Savings begin as soon as you move in

To illustrate the idea, let’s use an example of an investment of $40,000 in energy-efficiency measures needed to bring a new house to net zero energy. In my area, financial incentives from the electric utility, state, and federal government cover just under half the costs and reduce the amount to $21,000. If you finance this home with a conventional 30-year mortgage, with current mortgage interest rates at 4%, you’ll pay $50 per month for each $10,000 you add to your principal amount.

If we assume that you financed the additional construction cost of $21,000 (after incentives), then your monthly added payment for energy improvements would be $100. Based on energy modeling, let’s assume the home will save $200 per month for energy.

That $200 return starts the first month you live in your house, and in this example it exceeds the added monthly mortgage payment whether incentives were used or not.
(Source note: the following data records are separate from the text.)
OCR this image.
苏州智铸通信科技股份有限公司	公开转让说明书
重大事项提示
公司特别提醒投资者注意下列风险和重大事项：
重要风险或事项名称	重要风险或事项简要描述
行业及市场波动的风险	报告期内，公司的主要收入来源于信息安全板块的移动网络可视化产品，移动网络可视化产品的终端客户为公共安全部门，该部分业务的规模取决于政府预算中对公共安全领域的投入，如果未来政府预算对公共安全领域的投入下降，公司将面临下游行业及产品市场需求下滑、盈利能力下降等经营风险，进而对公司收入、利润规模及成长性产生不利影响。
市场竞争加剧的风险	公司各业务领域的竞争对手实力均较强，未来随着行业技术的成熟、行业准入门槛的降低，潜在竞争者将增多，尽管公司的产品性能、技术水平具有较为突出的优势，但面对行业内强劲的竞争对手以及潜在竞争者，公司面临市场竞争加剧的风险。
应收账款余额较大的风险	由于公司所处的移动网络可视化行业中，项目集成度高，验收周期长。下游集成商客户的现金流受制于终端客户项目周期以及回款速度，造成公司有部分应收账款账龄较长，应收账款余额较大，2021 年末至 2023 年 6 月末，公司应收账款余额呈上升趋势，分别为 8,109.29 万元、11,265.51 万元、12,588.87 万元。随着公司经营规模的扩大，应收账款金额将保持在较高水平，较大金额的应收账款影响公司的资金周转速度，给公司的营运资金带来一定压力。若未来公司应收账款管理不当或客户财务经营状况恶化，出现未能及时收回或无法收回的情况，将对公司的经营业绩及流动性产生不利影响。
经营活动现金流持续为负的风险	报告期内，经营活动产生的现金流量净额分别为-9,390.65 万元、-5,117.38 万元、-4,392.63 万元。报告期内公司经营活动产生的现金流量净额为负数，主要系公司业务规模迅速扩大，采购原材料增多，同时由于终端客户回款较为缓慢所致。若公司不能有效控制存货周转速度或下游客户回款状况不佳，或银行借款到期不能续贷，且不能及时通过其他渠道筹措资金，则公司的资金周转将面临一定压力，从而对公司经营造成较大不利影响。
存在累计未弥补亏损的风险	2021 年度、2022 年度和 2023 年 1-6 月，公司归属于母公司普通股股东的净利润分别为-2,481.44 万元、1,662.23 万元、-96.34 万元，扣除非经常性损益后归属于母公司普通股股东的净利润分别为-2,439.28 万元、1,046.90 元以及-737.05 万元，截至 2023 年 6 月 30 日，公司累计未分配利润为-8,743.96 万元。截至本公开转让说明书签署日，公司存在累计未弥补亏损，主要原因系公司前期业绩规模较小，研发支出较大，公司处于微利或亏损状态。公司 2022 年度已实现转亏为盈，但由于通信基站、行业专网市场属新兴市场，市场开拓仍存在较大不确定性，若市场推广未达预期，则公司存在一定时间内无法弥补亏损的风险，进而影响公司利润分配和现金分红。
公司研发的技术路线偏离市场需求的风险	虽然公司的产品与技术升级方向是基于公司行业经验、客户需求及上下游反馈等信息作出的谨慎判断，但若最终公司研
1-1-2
With incentives, the net return after paying for the energy improvements is $100 per month; without incentives the net return is $8 per month.

You can also turn this calculation around by first looking at savings and then calculating how much money you could afford to invest. By building a home that saves $200 per month, you could afford to invest $40,000 in energy improvements.

In return for your investment, you pay nothing or very little for energy from the day you walk in the door. The monthly savings almost always offset the additional mortgage payment. Many zero-energy homes will realize a profit on their investment during the very first month, as in this example. It’s a very simple idea. If the monthly energy savings exceed the monthly financing cost, you win!

Businesses do this all the time, and they call it “leverage.” They borrow money to make an investment. If the return is higher than the outlay, they make a profit. If you think of energy improvements in this way, it opens a new way of thinking about ZEHs.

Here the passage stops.